Which is why I’m so happy to be able to say that on Dissecting a One-Winged Bird it feels like the group have finally, and fully, found themselves.
Now, as someone who considers themselves more than passingly familiar with the group’s diverse discography up to this point, I must admit that I still wasn’t entirely sure what to expect from this album, although perhaps it should have been obvious that – at some point – the band were always going to attempt to fuse all (or, at least, almost all) of their inspirations and influences into a singular, cohesive piece of work.
Regardless of whether I should, or shouldn’t, have been better prepared however, I like to think I’d still have been just as blown away by this record, which leans most heavily on the sludgier side of the band’s sound (comparisons to Isis would not be unwarranted), while also incorporating some of the moodiness and edginess more commonly associated with the likes of Poison The Well and Zao, as well as a level of discordantly infectious – almost Death Metal-ish – ferocity reminiscent of latter-day Wake.
Indeed, there are several songs here – including unrepentantly aggressive, yet abrasively atmospheric, opener “Breach Glass Horizon” – which remind me of the very best moments of the latter’s outstanding Devouring Ruin, and I can only hope that Dissecting… will provide just as much of a boost to this band’s profile and popularity as that record did for its creators.
But while this is undoubtedly the group’s heaviest work (even outdoing their impressively intense Everything Was Possible… EP from 2019) it’s not just the album’s gratuitously heavy guitars and propulsive percussive patterns which make for such an impactful listen, it’s the way the songs seem to shift shape and evolve practically in real-time – whether that’s the seamless transition from raging catharsis to aching ambience (and back again) in “The Hallowed Castration of Throne”, the slow-but-steady build up of dissonant density and oppressive, pseudo-industrial atmospherics in “Speak Ill”, or the constantly increasing intensity of “You Will Be Conscious” – without losing their sense of structure or cohesion in the process.

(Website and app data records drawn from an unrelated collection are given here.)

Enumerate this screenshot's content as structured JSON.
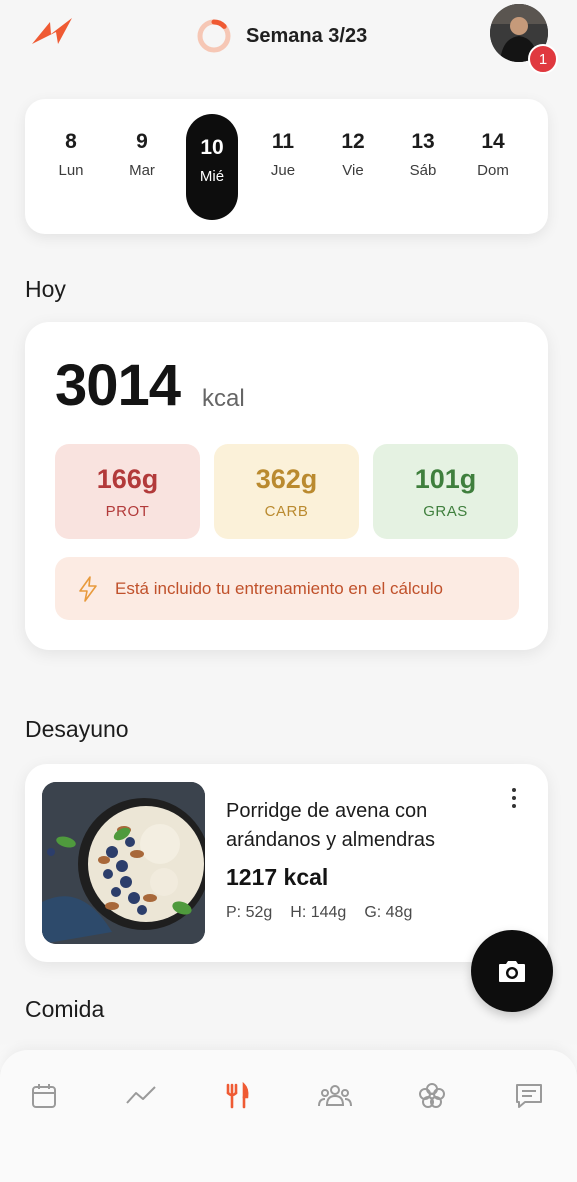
{
  "header": {
    "logo_icon": "bolt-logo-icon",
    "week_label": "Semana 3/23",
    "week_progress": 0.13,
    "notifications_count": "1",
    "accent_color": "#ef5a33"
  },
  "calendar": {
    "days": [
      {
        "num": "8",
        "wd": "Lun",
        "active": false
      },
      {
        "num": "9",
        "wd": "Mar",
        "active": false
      },
      {
        "num": "10",
        "wd": "Mié",
        "active": true
      },
      {
        "num": "11",
        "wd": "Jue",
        "active": false
      },
      {
        "num": "12",
        "wd": "Vie",
        "active": false
      },
      {
        "num": "13",
        "wd": "Sáb",
        "active": false
      },
      {
        "num": "14",
        "wd": "Dom",
        "active": false
      }
    ]
  },
  "today": {
    "title": "Hoy",
    "kcal": "3014",
    "kcal_unit": "kcal",
    "macros": {
      "prot": {
        "value": "166g",
        "label": "PROT",
        "color": "#b23a3a"
      },
      "carb": {
        "value": "362g",
        "label": "CARB",
        "color": "#ba8a2f"
      },
      "gras": {
        "value": "101g",
        "label": "GRAS",
        "color": "#3f7f3d"
      }
    },
    "training_note": "Está incluido tu entrenamiento en el cálculo"
  },
  "breakfast": {
    "title": "Desayuno",
    "meal": {
      "name": "Porridge de avena con arándanos y almendras",
      "kcal": "1217 kcal",
      "protein": "P: 52g",
      "carbs": "H: 144g",
      "fat": "G: 48g"
    }
  },
  "lunch": {
    "title": "Comida"
  },
  "nav": {
    "items": [
      {
        "icon": "calendar-icon",
        "active": false
      },
      {
        "icon": "progress-chart-icon",
        "active": false
      },
      {
        "icon": "fork-knife-icon",
        "active": true
      },
      {
        "icon": "community-icon",
        "active": false
      },
      {
        "icon": "flower-icon",
        "active": false
      },
      {
        "icon": "chat-icon",
        "active": false
      }
    ]
  }
}
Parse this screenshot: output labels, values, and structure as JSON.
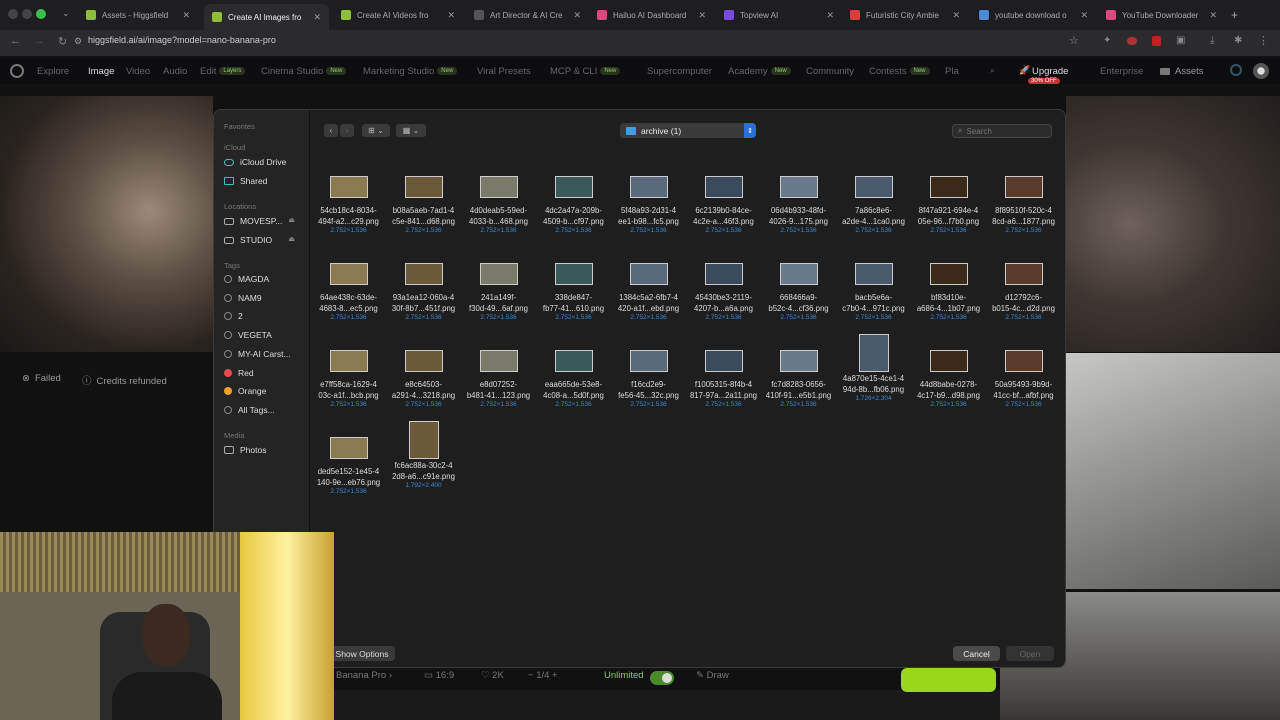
{
  "browser": {
    "tabs": [
      {
        "label": "Assets - Higgsfield",
        "color": "#8fbf3a"
      },
      {
        "label": "Create AI Images fro",
        "color": "#8fbf3a"
      },
      {
        "label": "Create AI Videos fro",
        "color": "#8fbf3a"
      },
      {
        "label": "Art Director & AI Cre",
        "color": "#555555"
      },
      {
        "label": "Hailuo AI Dashboard",
        "color": "#e0457b"
      },
      {
        "label": "Topview AI",
        "color": "#7a4be0"
      },
      {
        "label": "Futuristic City Ambie",
        "color": "#e03a3a"
      },
      {
        "label": "youtube download o",
        "color": "#4a8ad6"
      },
      {
        "label": "YouTube Downloader",
        "color": "#e0457b"
      }
    ],
    "url": "higgsfield.ai/ai/image?model=nano-banana-pro"
  },
  "site_nav": {
    "items": [
      {
        "label": "Explore"
      },
      {
        "label": "Image"
      },
      {
        "label": "Video"
      },
      {
        "label": "Audio"
      },
      {
        "label": "Edit",
        "badge": "Layers"
      },
      {
        "label": "Cinema Studio",
        "badge": "New"
      },
      {
        "label": "Marketing Studio",
        "badge": "New"
      },
      {
        "label": "Viral Presets"
      },
      {
        "label": "MCP & CLI",
        "badge": "New"
      },
      {
        "label": "Supercomputer"
      },
      {
        "label": "Academy",
        "badge": "New"
      },
      {
        "label": "Community"
      },
      {
        "label": "Contests",
        "badge": "New"
      },
      {
        "label": "Pla"
      }
    ],
    "upgrade": "Upgrade",
    "discount": "30% OFF",
    "enterprise": "Enterprise",
    "assets": "Assets"
  },
  "status": {
    "failed": "Failed",
    "refunded": "Credits refunded"
  },
  "bottom_bar": {
    "model": "Banana Pro",
    "ratio": "16:9",
    "resolution": "2K",
    "count": "1/4",
    "unlimited": "Unlimited",
    "draw": "Draw"
  },
  "dialog": {
    "sidebar": {
      "favorites": "Favorites",
      "icloud_head": "iCloud",
      "icloud": [
        {
          "label": "iCloud Drive"
        },
        {
          "label": "Shared"
        }
      ],
      "locations_head": "Locations",
      "locations": [
        {
          "label": "MOVESP..."
        },
        {
          "label": "STUDIO"
        }
      ],
      "tags_head": "Tags",
      "tags": [
        {
          "label": "MAGDA",
          "color": "transparent"
        },
        {
          "label": "NAM9",
          "color": "transparent"
        },
        {
          "label": "2",
          "color": "transparent"
        },
        {
          "label": "VEGETA",
          "color": "transparent"
        },
        {
          "label": "MY-AI Carst...",
          "color": "transparent"
        },
        {
          "label": "Red",
          "color": "#e84a4a"
        },
        {
          "label": "Orange",
          "color": "#f0a030"
        },
        {
          "label": "All Tags...",
          "color": "transparent"
        }
      ],
      "media_head": "Media",
      "media": [
        {
          "label": "Photos"
        }
      ]
    },
    "folder": "archive (1)",
    "search_placeholder": "Search",
    "files": [
      {
        "name1": "54cb18c4-8034-",
        "name2": "494f-a2...c29.png",
        "size": "2.752×1.536",
        "portrait": false
      },
      {
        "name1": "b08a5aeb-7ad1-4",
        "name2": "c5e-841...d68.png",
        "size": "2.752×1.536",
        "portrait": false
      },
      {
        "name1": "4d0deab5-59ed-",
        "name2": "4033-b...468.png",
        "size": "2.752×1.536",
        "portrait": false
      },
      {
        "name1": "4dc2a47a-209b-",
        "name2": "4509-b...cf97.png",
        "size": "2.752×1.536",
        "portrait": false
      },
      {
        "name1": "5f48a93-2d31-4",
        "name2": "ee1-b98...fc5.png",
        "size": "2.752×1.536",
        "portrait": false
      },
      {
        "name1": "6c2139b0-84ce-",
        "name2": "4c2e-a...46f3.png",
        "size": "2.752×1.536",
        "portrait": false
      },
      {
        "name1": "06d4b933-48fd-",
        "name2": "4026-9...175.png",
        "size": "2.752×1.536",
        "portrait": false
      },
      {
        "name1": "7a86c8e6-",
        "name2": "a2de-4...1ca0.png",
        "size": "2.752×1.536",
        "portrait": false
      },
      {
        "name1": "8f47a921-694e-4",
        "name2": "05e-96...f7b0.png",
        "size": "2.752×1.536",
        "portrait": false
      },
      {
        "name1": "8f89510f-520c-4",
        "name2": "8cd-a6...1877.png",
        "size": "2.752×1.536",
        "portrait": false
      },
      {
        "name1": "64ae438c-63de-",
        "name2": "4683-8...ec5.png",
        "size": "2.752×1.536",
        "portrait": false
      },
      {
        "name1": "93a1ea12-060a-4",
        "name2": "30f-8b7...451f.png",
        "size": "2.752×1.536",
        "portrait": false
      },
      {
        "name1": "241a149f-",
        "name2": "f30d-49...6af.png",
        "size": "2.752×1.536",
        "portrait": false
      },
      {
        "name1": "338de847-",
        "name2": "fb77-41...610.png",
        "size": "2.752×1.536",
        "portrait": false
      },
      {
        "name1": "1384c5a2-6fb7-4",
        "name2": "420-a1f...ebd.png",
        "size": "2.752×1.536",
        "portrait": false
      },
      {
        "name1": "45430be3-2119-",
        "name2": "4207-b...a6a.png",
        "size": "2.752×1.536",
        "portrait": false
      },
      {
        "name1": "668466a9-",
        "name2": "b52c-4...cf36.png",
        "size": "2.752×1.536",
        "portrait": false
      },
      {
        "name1": "bacb5e6a-",
        "name2": "c7b0-4...971c.png",
        "size": "2.752×1.536",
        "portrait": false
      },
      {
        "name1": "bf83d10e-",
        "name2": "a686-4...1b07.png",
        "size": "2.752×1.536",
        "portrait": false
      },
      {
        "name1": "d12792c6-",
        "name2": "b015-4c...d2d.png",
        "size": "2.752×1.536",
        "portrait": false
      },
      {
        "name1": "e7ff58ca-1629-4",
        "name2": "03c-a1f...bcb.png",
        "size": "2.752×1.536",
        "portrait": false
      },
      {
        "name1": "e8c64503-",
        "name2": "a291-4...3218.png",
        "size": "2.752×1.536",
        "portrait": false
      },
      {
        "name1": "e8d07252-",
        "name2": "b481-41...123.png",
        "size": "2.752×1.536",
        "portrait": false
      },
      {
        "name1": "eaa665de-53e8-",
        "name2": "4c08-a...5d0f.png",
        "size": "2.752×1.536",
        "portrait": false
      },
      {
        "name1": "f16cd2e9-",
        "name2": "fe56-45...32c.png",
        "size": "2.752×1.536",
        "portrait": false
      },
      {
        "name1": "f1005315-8f4b-4",
        "name2": "817-97a...2a11.png",
        "size": "2.752×1.536",
        "portrait": false
      },
      {
        "name1": "fc7d8283-0656-",
        "name2": "410f-91...e5b1.png",
        "size": "2.752×1.536",
        "portrait": false
      },
      {
        "name1": "4a870e15-4ce1-4",
        "name2": "94d-8b...fb06.png",
        "size": "1.726×2.304",
        "portrait": true
      },
      {
        "name1": "44d8babe-0278-",
        "name2": "4c17-b9...d98.png",
        "size": "2.752×1.536",
        "portrait": false
      },
      {
        "name1": "50a95493-9b9d-",
        "name2": "41cc-bf...afbf.png",
        "size": "2.752×1.536",
        "portrait": false
      },
      {
        "name1": "ded5e152-1e45-4",
        "name2": "140-9e...eb76.png",
        "size": "2.752×1.536",
        "portrait": false
      },
      {
        "name1": "fc6ac88a-30c2-4",
        "name2": "2d8-a6...c91e.png",
        "size": "1.792×2.400",
        "portrait": true
      }
    ],
    "show_options": "Show Options",
    "cancel": "Cancel",
    "open": "Open"
  }
}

This is perhaps most notable during the climactic “ACKOD” (I’ll give you one guess what that stands for) which, over the course of a little more than eleven-and-a-half minutes, moves smoothly and seamlessly back and forth between chaotic discordance and rhythmic, pneumatic heaviness, doom-laden atmosphere and blast-driven fury – while also throwing in a variety of stunningly visceral vocals and some utterly spellbinding violin work – in a manner that defies easy and simplistic genre-categorisation while also establishing the fact that A Constant Knowledge of Death have truly, and undeniably, come into their own on this album.
So, please, don’t let this one slip under your radar. Because while this month has been full of heavily-hyped – but, in my opinion at least, often highly overrated – albums, this definitely isn’t one of them. In fact, it might just be a dark-horse candidate for many “Album of the Year” lists come December. And you heard it here first.